Una parte de México se vino conmigo a mi regreso. No en mi alma, sino en mis maletas, de contrabando. Salsas picantes, botana y dulces enchilados, cacahuates enchilados y los nipón (¡No, no hay aquí!), panecitos y galletas Bimbo y Marinela, quesos, tostadas, dulces típicos mexicanos, concentrados para preparar horchata, jamaica y tamarindo, bebidas embriagantes (Bienvenidos a mi casa Licor de Nance y X’tabentun)…y claro, tortillas congeladas para preparar panuchitos (el mayor de mis orgullos que sobrevivió a la aduana y a la “migra” americana). Un pedazo de rosca “Brioch” también se coló en mi bolsa de mano sin problemas.

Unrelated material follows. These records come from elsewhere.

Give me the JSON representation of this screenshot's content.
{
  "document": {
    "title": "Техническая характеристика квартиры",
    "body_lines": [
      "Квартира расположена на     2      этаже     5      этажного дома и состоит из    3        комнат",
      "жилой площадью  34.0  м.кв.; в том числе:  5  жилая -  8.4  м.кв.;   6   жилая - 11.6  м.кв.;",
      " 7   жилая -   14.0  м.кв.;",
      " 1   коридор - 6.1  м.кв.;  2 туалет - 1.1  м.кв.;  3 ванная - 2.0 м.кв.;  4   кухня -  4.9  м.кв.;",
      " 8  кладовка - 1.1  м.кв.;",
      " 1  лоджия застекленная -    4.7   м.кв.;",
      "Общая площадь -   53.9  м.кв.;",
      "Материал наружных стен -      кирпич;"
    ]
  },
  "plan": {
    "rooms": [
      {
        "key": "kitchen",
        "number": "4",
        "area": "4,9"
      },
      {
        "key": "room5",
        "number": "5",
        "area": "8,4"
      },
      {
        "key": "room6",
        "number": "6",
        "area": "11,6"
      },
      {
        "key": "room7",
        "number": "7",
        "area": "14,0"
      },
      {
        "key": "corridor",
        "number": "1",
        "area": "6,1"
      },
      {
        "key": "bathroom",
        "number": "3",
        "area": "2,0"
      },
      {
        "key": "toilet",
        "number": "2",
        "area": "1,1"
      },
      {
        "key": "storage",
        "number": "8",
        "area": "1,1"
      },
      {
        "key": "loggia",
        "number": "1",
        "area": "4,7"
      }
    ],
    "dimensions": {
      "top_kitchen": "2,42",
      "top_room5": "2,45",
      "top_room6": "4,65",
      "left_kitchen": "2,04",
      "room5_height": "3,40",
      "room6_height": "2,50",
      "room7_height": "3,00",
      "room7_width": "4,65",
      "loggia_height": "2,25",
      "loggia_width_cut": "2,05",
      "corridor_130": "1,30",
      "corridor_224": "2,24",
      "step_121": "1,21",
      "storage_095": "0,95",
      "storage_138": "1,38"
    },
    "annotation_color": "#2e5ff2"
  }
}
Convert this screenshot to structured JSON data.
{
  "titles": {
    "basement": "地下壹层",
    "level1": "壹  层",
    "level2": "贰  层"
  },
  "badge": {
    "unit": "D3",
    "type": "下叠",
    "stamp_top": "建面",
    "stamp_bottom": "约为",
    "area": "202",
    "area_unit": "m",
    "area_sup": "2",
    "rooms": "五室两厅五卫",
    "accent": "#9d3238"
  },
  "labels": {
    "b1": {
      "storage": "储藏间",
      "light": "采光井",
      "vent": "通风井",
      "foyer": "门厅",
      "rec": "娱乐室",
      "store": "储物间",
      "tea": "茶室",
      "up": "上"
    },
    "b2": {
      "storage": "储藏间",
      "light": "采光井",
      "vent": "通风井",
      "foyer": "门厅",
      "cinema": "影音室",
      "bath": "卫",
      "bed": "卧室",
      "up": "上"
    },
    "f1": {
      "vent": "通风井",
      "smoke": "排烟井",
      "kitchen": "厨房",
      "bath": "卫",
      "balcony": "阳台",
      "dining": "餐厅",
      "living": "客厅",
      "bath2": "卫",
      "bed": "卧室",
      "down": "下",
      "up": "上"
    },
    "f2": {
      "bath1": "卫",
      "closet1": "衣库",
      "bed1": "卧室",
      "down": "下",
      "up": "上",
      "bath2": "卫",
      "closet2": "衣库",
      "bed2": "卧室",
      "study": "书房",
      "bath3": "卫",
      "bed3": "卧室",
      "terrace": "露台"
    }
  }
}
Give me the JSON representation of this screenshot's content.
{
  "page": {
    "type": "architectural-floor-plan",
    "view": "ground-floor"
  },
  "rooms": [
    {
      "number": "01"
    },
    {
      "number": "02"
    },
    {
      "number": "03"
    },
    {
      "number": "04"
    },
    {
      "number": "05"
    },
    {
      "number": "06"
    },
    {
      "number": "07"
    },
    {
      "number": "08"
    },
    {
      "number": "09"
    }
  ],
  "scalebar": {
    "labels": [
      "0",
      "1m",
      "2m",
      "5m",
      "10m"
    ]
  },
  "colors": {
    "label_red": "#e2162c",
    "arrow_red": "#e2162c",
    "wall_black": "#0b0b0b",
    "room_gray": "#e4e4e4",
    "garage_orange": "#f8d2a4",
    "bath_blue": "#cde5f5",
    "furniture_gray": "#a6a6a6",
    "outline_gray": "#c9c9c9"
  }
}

¡Viva el aire acondicionado y la comida chatarra que traje de Mérida! Ojalá nunca se acabara, pienso alegre e ilusamente, mientras a bocanadas de jugo de tamarindo trato de quitarme la quemazón de la boca por comer tanta botana enchilada. Con cada palanqueta me como a México, con cada charrito a Yucatán. ¡Qué recuerdos tan gratos vienen a mí, mientras embuto mi boca de cosas sabrosas! Mi panza está un poquito más prominente de lo normal y me arde levemente, pero no me importa. La época de las vacas flacas, de la rana (Ranitidina) y de la añoranza llegarán. Mientras tanto, no me queda otra opción dada mi felicidad del momento que gritar: ¡Viva mi tierra y su comida sabrosa, manjar de Dioses, pecadores y gordos!